Pres. Hinckley stated:
“It is not enough just to live, just to survive. It is incumbent on each of us to equip ourselves to do something worthwhile in society–to acquire more and more light so that our personal light can help illuminate a darkened world. And this is made possible through learning, through educating ourselves, through progressing and growing in both mind and spirit.”
I don’t believe formal education is the only way to be educated. Face it, many of us went through school being forced to learn in ways that were foreign to the way we could understand best. But education comes in many different forms. A better way to describe it may be to maintain the curiosity of learning.
We should all be seeking to learn new things–whatever our particular interest lies.
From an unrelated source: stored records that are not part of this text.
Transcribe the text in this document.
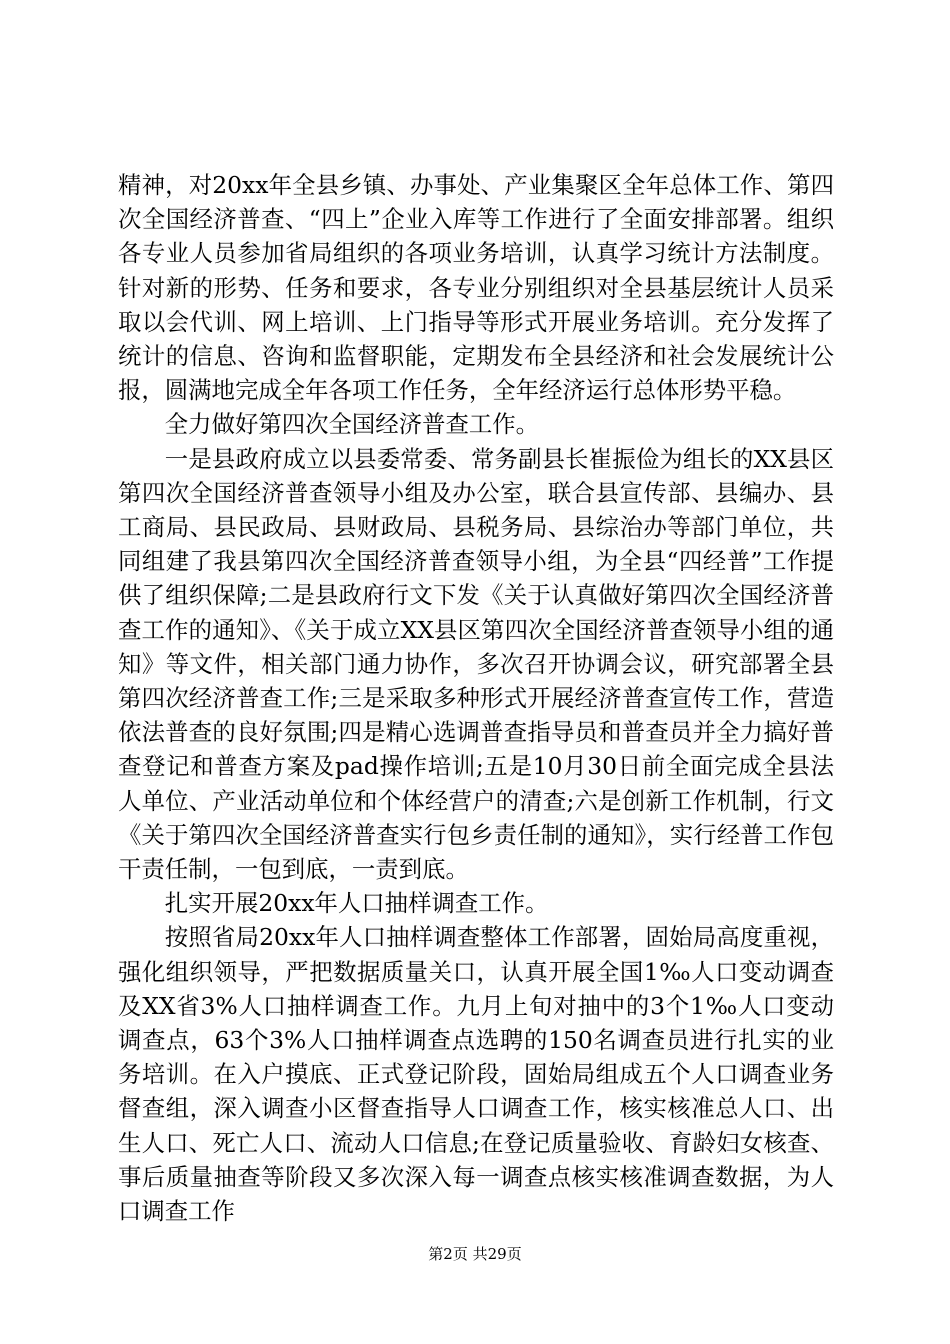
精神，对20xx年全县乡镇、办事处、产业集聚区全年总体工作、第四次全国经济普查、“四上”企业入库等工作进行了全面安排部署。组织各专业人员参加省局组织的各项业务培训，认真学习统计方法制度。针对新的形势、任务和要求，各专业分别组织对全县基层统计人员采取以会代训、网上培训、上门指导等形式开展业务培训。充分发挥了统计的信息、咨询和监督职能，定期发布全县经济和社会发展统计公报，圆满地完成全年各项工作任务，全年经济运行总体形势平稳。

全力做好第四次全国经济普查工作。

一是县政府成立以县委常委、常务副县长崔振俭为组长的XX县区第四次全国经济普查领导小组及办公室，联合县宣传部、县编办、县工商局、县民政局、县财政局、县税务局、县综治办等部门单位，共同组建了我县第四次全国经济普查领导小组，为全县“四经普”工作提供了组织保障;二是县政府行文下发《关于认真做好第四次全国经济普查工作的通知》、《关于成立XX县区第四次全国经济普查领导小组的通知》等文件，相关部门通力协作，多次召开协调会议，研究部署全县第四次经济普查工作;三是采取多种形式开展经济普查宣传工作，营造依法普查的良好氛围;四是精心选调普查指导员和普查员并全力搞好普查登记和普查方案及pad操作培训;五是10月30日前全面完成全县法人单位、产业活动单位和个体经营户的清查;六是创新工作机制，行文《关于第四次全国经济普查实行包乡责任制的通知》，实行经普工作包干责任制，一包到底，一责到底。

扎实开展20xx年人口抽样调查工作。

按照省局20xx年人口抽样调查整体工作部署，固始局高度重视，强化组织领导，严把数据质量关口，认真开展全国1‰人口变动调查及XX省3%人口抽样调查工作。九月上旬对抽中的3个1‰人口变动调查点，63个3%人口抽样调查点选聘的150名调查员进行扎实的业务培训。在入户摸底、正式登记阶段，固始局组成五个人口调查业务督查组，深入调查小区督查指导人口调查工作，核实核准总人口、出生人口、死亡人口、流动人口信息;在登记质量验收、育龄妇女核查、事后质量抽查等阶段又多次深入每一调查点核实核准调查数据，为人口调查工作

第2页 共29页
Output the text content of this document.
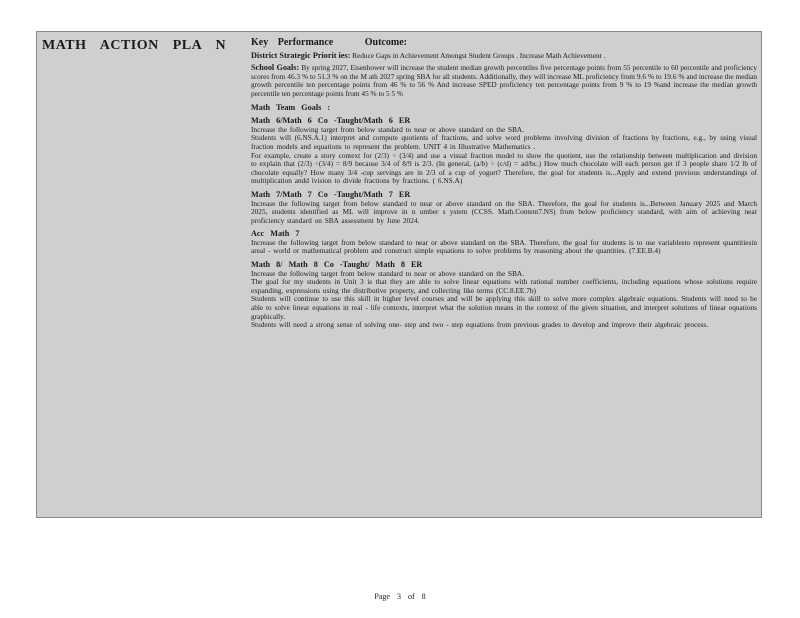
MATH ACTION PLA N	Key Performance	Outcome:

District Strategic Priorit ies: Reduce Gaps in Achievement Amongst Student Groups . Increase Math Achievement .

School Goals: By spring 2027, Eisenhower will increase the student median growth percentiles five percentage points from 55 percentile to 60 percentile and proficiency scores from 46.3 % to 51.3 % on the M ath 2027 spring SBA for all students. Additionally, they will increase ML proficiency from 9.6 % to 19.6 % and increase the median growth percentile ten percentage points from 46 % to 56 % And increase SPED proficiency ten percentage points from 9 % to 19 %and increase the median growth percentile ten percentage points from 45 % to 5 5 %

Math Team Goals :
Math 6/Math 6 Co -Taught/Math 6 ER

Increase the following target from below standard to near or above standard on the SBA.

Students will (6.NS.A.1) interpret and compute quotients of fractions, and solve word problems involving division of fractions by fractions, e.g., by using visual fraction models and equations to represent the problem. UNIT 4 in Illustrative Mathematics .

For example, create a story context for (2/3) ÷ (3/4) and use a visual fraction model to show the quotient, use the relationship between multiplication and division to explain that (2/3) ÷(3/4) = 8/9 because 3/4 of 8/9 is 2/3. (In general, (a/b) ÷ (c/d) = ad/bc.) How much chocolate will each person get if 3 people share 1/2 lb of chocolate equally? How many 3/4 -cup servings are in 2/3 of a cup of yogurt? Therefore, the goal for students is...Apply and extend previous understandings of multiplication andd ivision to divide fractions by fractions. ( 6.NS.A)

Math 7/Math 7 Co -Taught/Math 7 ER

Increase the following target from below standard to near or above standard on the SBA. Therefore, the goal for students is...Between January 2025 and March 2025, students identified as ML will improve in n umber s ystem (CCSS. Math.Content7.NS) from below proficiency standard, with aim of achieving near proficiency standard on SBA assessment by June 2024.

Acc Math 7

Increase the following target from below standard to near or above standard on the SBA. Therefore, the goal for students is to use variablesto represent quantitiesin areal - world or mathematical problem and construct simple equations to solve problems by reasoning about the quantities. (7.EE.B.4)

Math 8/ Math 8 Co -Taught/ Math 8 ER

Increase the following target from below standard to near or above standard on the SBA.

The goal for my students in Unit 3 is that they are able to solve linear equations with rational number coefficients, including equations whose solutions require expanding, expressions using the distributive property, and collecting like terms (CC.8.EE.7b)

Students will continue to use this skill in higher level courses and will be applying this skill to solve more complex algebraic equations. Students will need to be able to solve linear equations in real - life contexts, interpret what the solution means in the context of the given situation, and interpret solutions of linear equations graphically.

Students will need a strong sense of solving one- step and two - step equations from previous grades to develop and improve their algebraic process.

Page 3 of 8
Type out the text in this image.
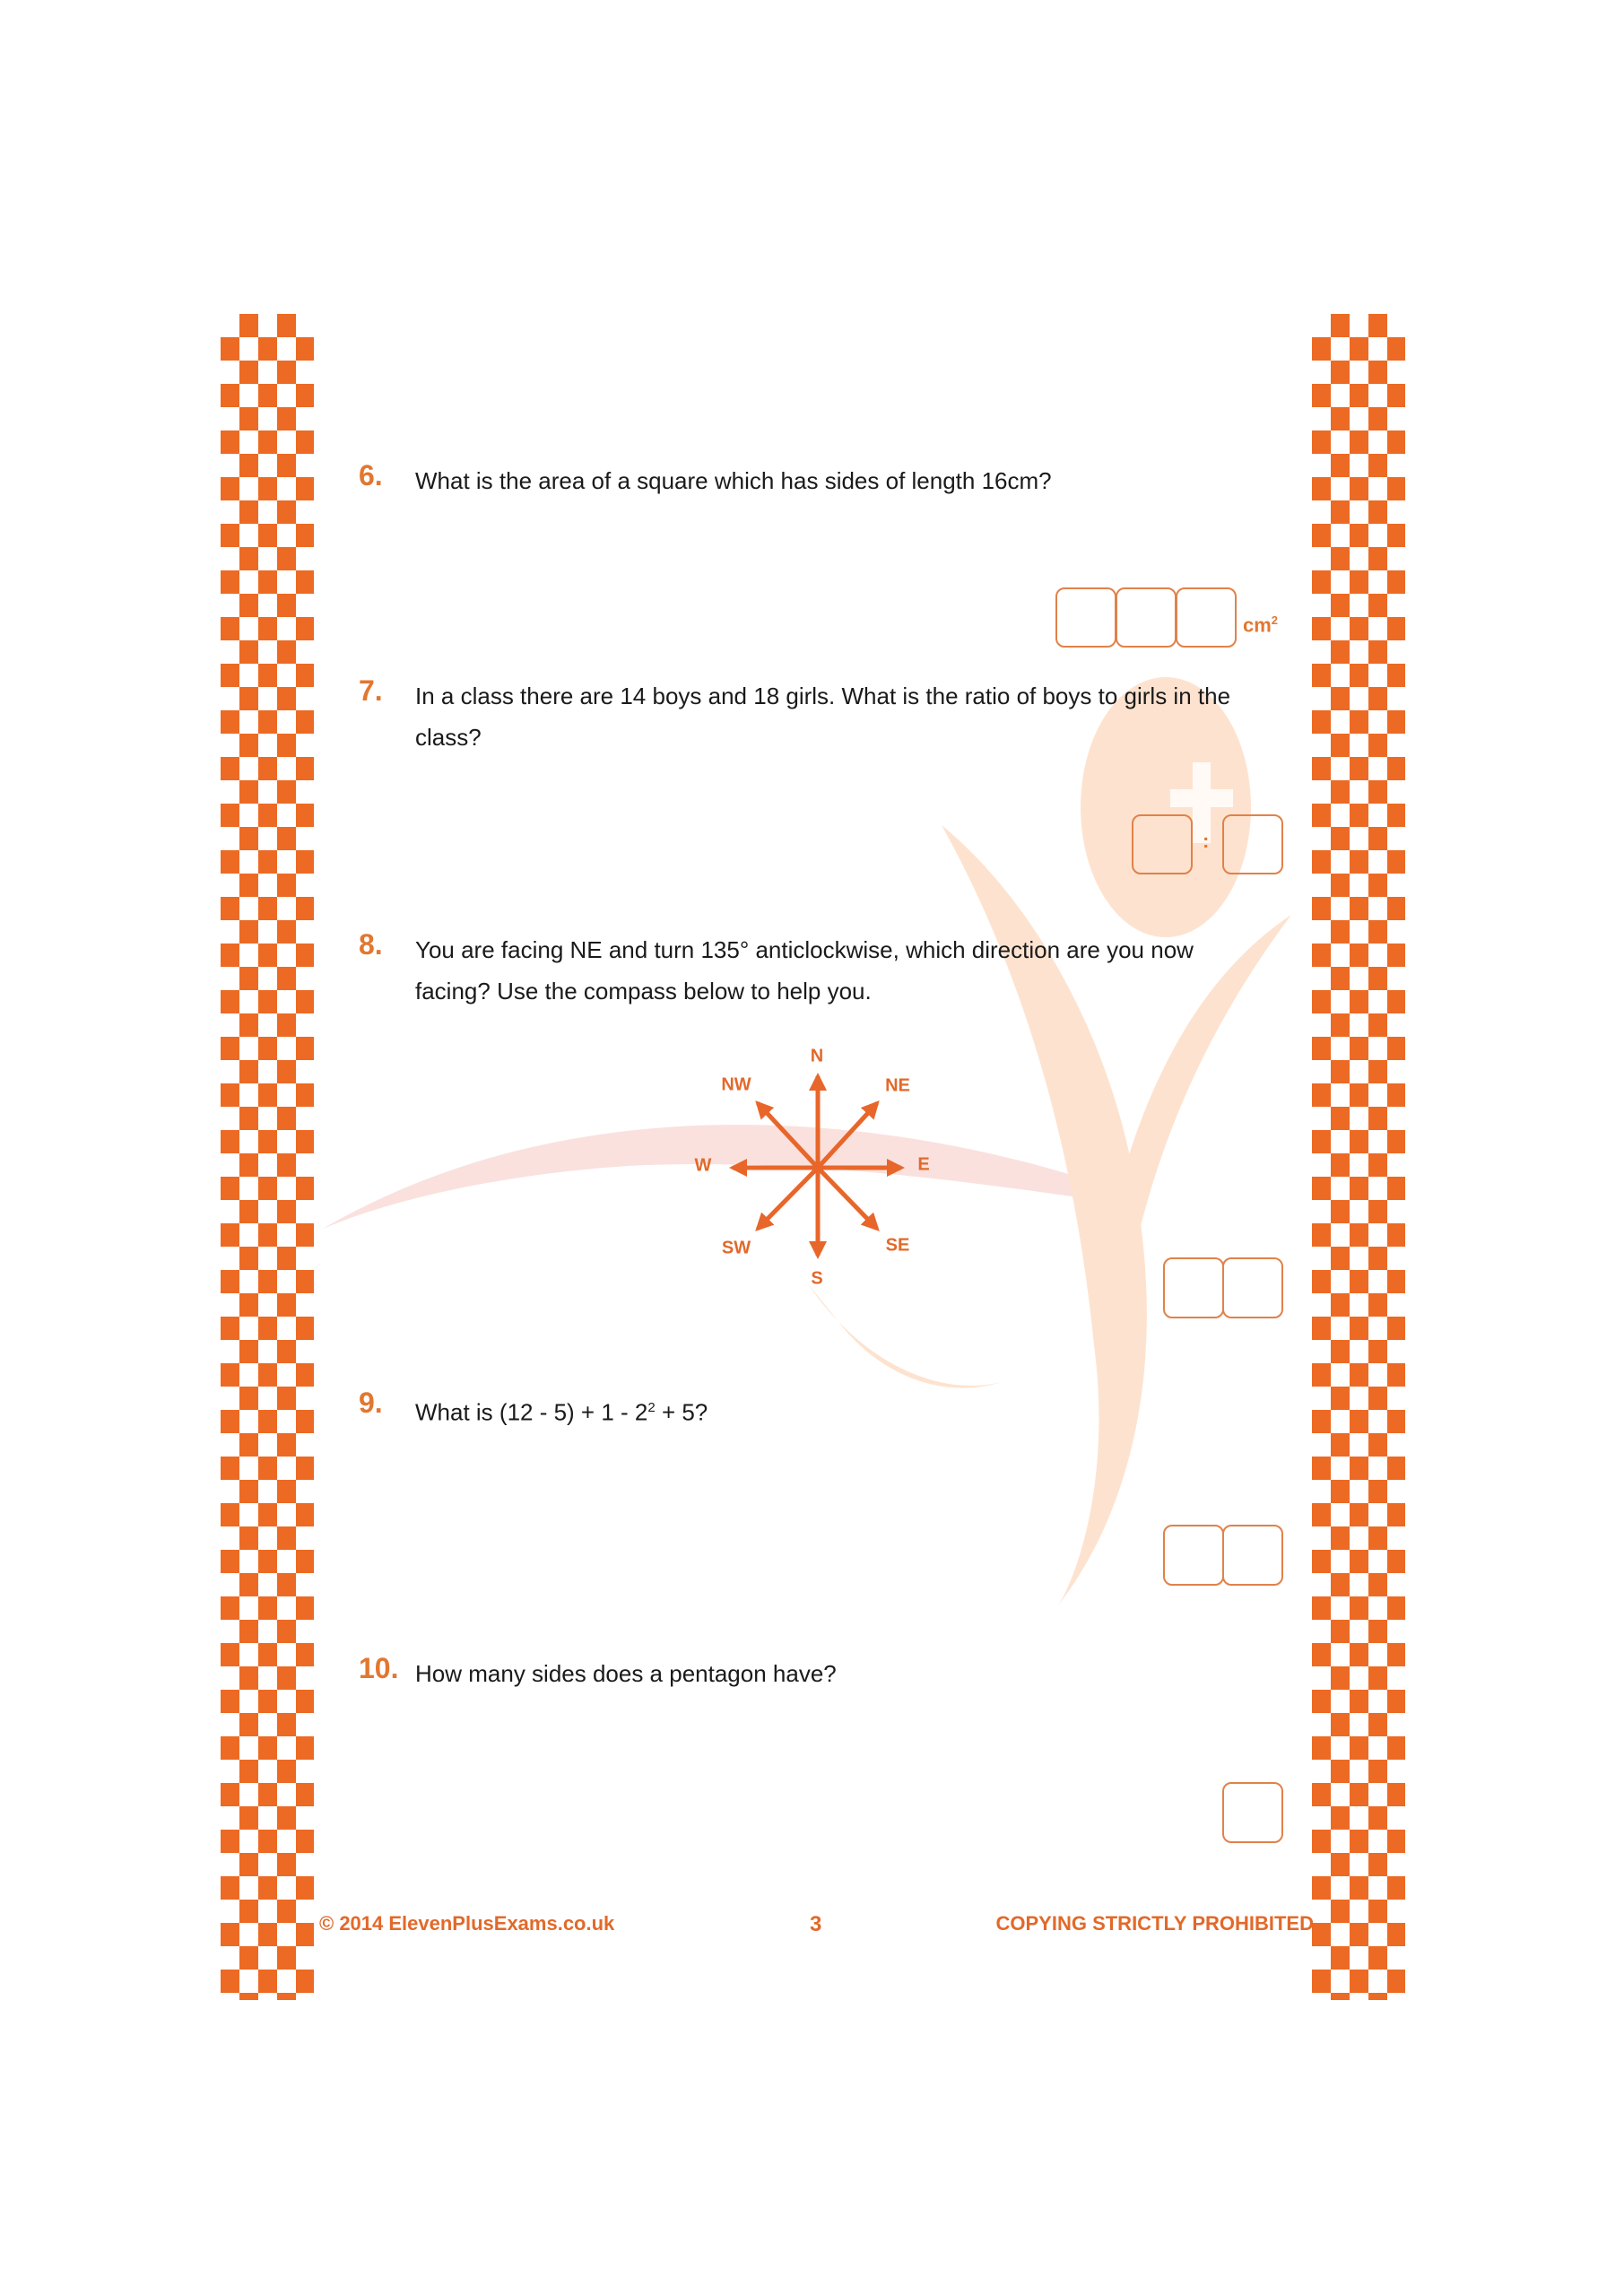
6. What is the area of a square which has sides of length 16cm?
$cm^2$
7. In a class there are 14 boys and 18 girls. What is the ratio of boys to girls in the class?
:
8. You are facing NE and turn 135° anticlockwise, which direction are you now facing? Use the compass below to help you.
N
NE
E
SE
S
SW
W
NW
9. What is $(12 - 5) + 1 - 2^2 + 5$?
10. How many sides does a pentagon have?
© 2014 ElevenPlusExams.co.uk	3	COPYING STRICTLY PROHIBITED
The Family: A Proclamation to the World states very clearly the role of a woman. She is to marry and stay home to nurture children. We’ve seen what has happened to society when this responsibility was set aside for selfish purposes. Children have been left to raise themselves. Mothers have a very important role in the home, and one of those roles is to teach their children how to be curious.
I hope there are mothers out there who are teaching their children to be curious. It’s good to ask questions. Never to be argumentative, but to always seek understanding and growth. That reminds me of the story of a poor woman who complained to a professor that she never had the opportunity to learn. So, after asking her a few questions about what she did every day, which was peeling potatoes on a brick floor, he asked her how those bricks were made. She learned how and learned much more in the process.
Sitting down and looking at a monitor for hours is what our society does now. There are many things that can be learned from the Internet, but let’s be honest, there is no better way to learn than to actually get your hands dirty. The feeling of accomplishment comes from creating a physical thing you can see and feel. New skills can be learned every day, big and small, quick, and time-consuming. There is always something new to learn that can enrich our lives, bring security to a family, and bless the lives of others. We miss out on those opportunities when we don’t hone the idea of learning skills.
We have a serious dilemma on our hands. Many of our high school graduates are not seeking more education. They enter the workforce, typically learning by on-the-job training, which is fine but limiting to their future. On the other hand, those who choose to further their education attend colleges that promote the idea that God doesn’t exist. Much of our sin-sick world comes from those who refuse education, as well as those who seek too much education.
Again, I refer to the role of a mother. A lot rests in her hands. Teaching children, when they are very young, will set them on a path. Righteous mothers can set them on the right path: to seek after spiritual learning. A mother who teaches her child to pray will open up a world of miracles for that child. A mother who teaches a child the difference between right and wrong, how to build character, and how to take accountability for choices made will do more for our society than anything else the child will encounter.
Learning is about gaining knowledge, which will stay with us through the eternities, but learning is also about wisdom, which makes eternal life even possible.